Why Apple’s Mac is changing its chips after 15 years

By 2005, IBM and Apple had fallen out, and Jobs announced that it would switch to Intel (the company retained enough leverage to demand that the famous “Intel Inside” stickers would not appear on Macs). But the same year, Intel turned down an offer to develop chips for the iPhone, failing to see the potential of the smartphone market. 

Apple ordered processors on the chip architecture developed by Cambridge-based Arm and manufactured by Samsung. In 2008 – the year after the iPhone was released – it bought semiconductor start-up PA Semi, setting into motion a journey that culminated on Monday.

Since the iPhone was released in 2007, Apple has steadily become one of the world’s most advanced semiconductor companies, and stuffed its devices with its own designs, rather than Intel’s off-the-shelf components. The company boasts that its iPads match up to game consoles, and analysts compare its iPhones to desktop computers when it comes to processing power. 

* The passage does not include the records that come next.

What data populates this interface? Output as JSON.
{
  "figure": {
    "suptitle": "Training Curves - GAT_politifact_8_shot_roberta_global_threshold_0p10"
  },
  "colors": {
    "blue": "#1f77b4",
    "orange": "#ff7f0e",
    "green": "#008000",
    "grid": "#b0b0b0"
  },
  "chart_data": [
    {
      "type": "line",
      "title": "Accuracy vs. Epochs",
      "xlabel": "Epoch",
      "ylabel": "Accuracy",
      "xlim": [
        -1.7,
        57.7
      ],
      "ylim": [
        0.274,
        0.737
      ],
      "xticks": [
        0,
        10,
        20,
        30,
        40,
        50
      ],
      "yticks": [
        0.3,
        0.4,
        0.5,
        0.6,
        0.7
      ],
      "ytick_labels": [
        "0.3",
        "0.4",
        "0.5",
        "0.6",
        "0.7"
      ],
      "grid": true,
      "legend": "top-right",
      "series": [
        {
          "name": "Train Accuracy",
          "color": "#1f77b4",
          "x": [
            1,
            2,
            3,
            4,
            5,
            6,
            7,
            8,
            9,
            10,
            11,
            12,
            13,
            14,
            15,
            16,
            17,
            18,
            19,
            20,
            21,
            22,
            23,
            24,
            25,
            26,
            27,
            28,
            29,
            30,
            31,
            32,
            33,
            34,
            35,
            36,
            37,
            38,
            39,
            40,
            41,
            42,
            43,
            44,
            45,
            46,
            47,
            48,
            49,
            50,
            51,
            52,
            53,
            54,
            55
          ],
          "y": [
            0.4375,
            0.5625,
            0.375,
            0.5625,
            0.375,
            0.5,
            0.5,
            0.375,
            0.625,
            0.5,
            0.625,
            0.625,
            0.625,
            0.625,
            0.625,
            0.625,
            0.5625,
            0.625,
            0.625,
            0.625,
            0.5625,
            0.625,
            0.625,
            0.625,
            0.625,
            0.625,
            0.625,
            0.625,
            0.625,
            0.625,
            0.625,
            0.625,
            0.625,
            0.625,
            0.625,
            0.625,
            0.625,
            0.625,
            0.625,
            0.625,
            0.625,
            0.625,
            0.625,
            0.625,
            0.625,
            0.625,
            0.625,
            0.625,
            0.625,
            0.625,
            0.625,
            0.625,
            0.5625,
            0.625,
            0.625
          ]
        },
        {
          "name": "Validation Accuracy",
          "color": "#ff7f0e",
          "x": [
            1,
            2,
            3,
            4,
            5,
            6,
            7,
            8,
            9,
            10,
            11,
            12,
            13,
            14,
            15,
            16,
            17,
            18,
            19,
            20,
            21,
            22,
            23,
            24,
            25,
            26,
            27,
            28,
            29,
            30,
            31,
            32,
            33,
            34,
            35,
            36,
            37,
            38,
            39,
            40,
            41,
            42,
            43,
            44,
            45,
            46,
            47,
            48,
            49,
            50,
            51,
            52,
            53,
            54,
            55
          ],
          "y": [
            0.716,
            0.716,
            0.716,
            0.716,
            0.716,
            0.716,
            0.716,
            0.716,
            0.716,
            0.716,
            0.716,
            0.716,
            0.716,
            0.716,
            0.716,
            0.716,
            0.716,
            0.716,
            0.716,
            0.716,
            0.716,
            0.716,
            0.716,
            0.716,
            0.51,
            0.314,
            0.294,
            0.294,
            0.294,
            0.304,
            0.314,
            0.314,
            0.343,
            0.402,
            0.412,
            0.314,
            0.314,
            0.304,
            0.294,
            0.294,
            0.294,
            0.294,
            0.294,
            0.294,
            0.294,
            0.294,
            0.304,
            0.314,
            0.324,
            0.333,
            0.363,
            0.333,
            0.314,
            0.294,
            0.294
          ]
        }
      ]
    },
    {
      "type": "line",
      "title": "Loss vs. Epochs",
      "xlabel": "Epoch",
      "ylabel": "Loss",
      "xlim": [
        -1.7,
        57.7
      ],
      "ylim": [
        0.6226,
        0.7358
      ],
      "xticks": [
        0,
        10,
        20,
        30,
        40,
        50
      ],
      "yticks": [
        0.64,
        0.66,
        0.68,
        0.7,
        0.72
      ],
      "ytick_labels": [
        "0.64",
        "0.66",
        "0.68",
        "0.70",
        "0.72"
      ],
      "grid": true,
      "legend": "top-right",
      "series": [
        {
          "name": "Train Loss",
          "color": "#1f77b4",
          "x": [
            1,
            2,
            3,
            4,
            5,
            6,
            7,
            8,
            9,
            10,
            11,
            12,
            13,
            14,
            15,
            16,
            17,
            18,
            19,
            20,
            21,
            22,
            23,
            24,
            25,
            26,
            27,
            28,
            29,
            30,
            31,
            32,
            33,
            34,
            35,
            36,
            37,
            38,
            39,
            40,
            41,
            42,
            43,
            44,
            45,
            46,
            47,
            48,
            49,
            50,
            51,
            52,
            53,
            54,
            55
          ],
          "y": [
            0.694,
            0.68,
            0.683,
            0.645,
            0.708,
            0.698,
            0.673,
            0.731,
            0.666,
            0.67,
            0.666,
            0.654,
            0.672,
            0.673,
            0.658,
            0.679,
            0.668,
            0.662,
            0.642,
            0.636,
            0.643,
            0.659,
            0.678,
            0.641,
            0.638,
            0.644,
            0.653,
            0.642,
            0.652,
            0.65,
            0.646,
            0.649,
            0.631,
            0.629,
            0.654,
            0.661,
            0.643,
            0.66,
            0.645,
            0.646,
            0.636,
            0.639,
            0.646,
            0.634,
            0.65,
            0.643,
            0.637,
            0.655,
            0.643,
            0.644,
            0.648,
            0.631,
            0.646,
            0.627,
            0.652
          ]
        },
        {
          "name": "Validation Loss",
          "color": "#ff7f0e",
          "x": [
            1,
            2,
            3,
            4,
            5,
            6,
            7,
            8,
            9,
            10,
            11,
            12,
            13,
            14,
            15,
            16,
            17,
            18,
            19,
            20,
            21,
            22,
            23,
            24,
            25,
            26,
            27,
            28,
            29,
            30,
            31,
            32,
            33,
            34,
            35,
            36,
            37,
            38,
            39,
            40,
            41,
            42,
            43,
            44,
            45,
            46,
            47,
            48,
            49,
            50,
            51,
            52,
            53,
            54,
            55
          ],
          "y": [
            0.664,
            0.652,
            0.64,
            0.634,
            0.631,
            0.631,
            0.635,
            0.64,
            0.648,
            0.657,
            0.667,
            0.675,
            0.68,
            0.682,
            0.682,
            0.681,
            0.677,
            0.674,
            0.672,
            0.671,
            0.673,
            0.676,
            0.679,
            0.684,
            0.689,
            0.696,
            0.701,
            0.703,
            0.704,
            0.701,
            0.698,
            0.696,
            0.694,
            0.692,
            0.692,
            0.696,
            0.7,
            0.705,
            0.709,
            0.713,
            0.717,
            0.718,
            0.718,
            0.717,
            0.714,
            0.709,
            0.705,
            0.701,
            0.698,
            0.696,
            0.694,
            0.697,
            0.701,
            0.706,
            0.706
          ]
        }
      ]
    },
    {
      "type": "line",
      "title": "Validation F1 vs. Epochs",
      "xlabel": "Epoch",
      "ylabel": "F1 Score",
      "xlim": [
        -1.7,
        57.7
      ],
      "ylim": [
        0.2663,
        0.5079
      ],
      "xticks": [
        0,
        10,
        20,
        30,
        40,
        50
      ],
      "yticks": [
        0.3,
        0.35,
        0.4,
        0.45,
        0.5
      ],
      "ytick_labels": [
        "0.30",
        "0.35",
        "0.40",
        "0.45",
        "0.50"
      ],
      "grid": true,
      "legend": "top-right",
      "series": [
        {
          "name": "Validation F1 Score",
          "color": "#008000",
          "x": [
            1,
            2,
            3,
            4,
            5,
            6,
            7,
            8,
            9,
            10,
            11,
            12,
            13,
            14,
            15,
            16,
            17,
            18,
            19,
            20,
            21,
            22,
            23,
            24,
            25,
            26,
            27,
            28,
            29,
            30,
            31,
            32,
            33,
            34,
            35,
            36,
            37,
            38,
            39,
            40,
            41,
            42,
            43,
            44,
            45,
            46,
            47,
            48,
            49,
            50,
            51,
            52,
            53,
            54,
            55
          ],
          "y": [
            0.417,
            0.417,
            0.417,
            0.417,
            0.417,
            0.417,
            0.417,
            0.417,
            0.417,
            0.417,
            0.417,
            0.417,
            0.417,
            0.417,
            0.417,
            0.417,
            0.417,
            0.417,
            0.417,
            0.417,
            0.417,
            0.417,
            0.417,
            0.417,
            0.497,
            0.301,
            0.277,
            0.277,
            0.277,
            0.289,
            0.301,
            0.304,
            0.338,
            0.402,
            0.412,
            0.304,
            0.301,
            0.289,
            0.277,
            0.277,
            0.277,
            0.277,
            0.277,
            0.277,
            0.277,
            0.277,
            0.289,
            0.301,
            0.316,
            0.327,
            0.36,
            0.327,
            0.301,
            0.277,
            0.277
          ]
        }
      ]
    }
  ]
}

Today, Apple’s MacBook laptops and iMac desktops are alone among its products in relying on computer processors designed by another company. Changing this – what Cook called “a historic day for the Mac” – offers its own speed advantages. While techies were disappointed at a lack of statistical proof on Monday, Apple executive Johny Srouji said its new Macs would offer “the highest performance, at the lowest power consumption”.

Impressive demos showed power-hungry software like Photoshop and Tomb Raider running flawlessly on the technology. Crucially, Apple’s own chips are also likely to cost the company far less than buying them from Intel. In short, Apple’s new computers could be cheaper, more powerful, boast longer battery life and have higher profit margins. Chris Caso, an analyst at Raymond James, said he expected Intel to lose up to $4bn (£3.2bn) in sales a year.

Ordinarily, this would be enough to make ditching Intel a no-brainer, even though the move, expected to take several years, does not come without costs (developers will have to rewrite their code to support the new designs, and it is unclear how prized features such as a Mac’s ability to emulate Microsoft’s Windows, an advantage of Intel, will work).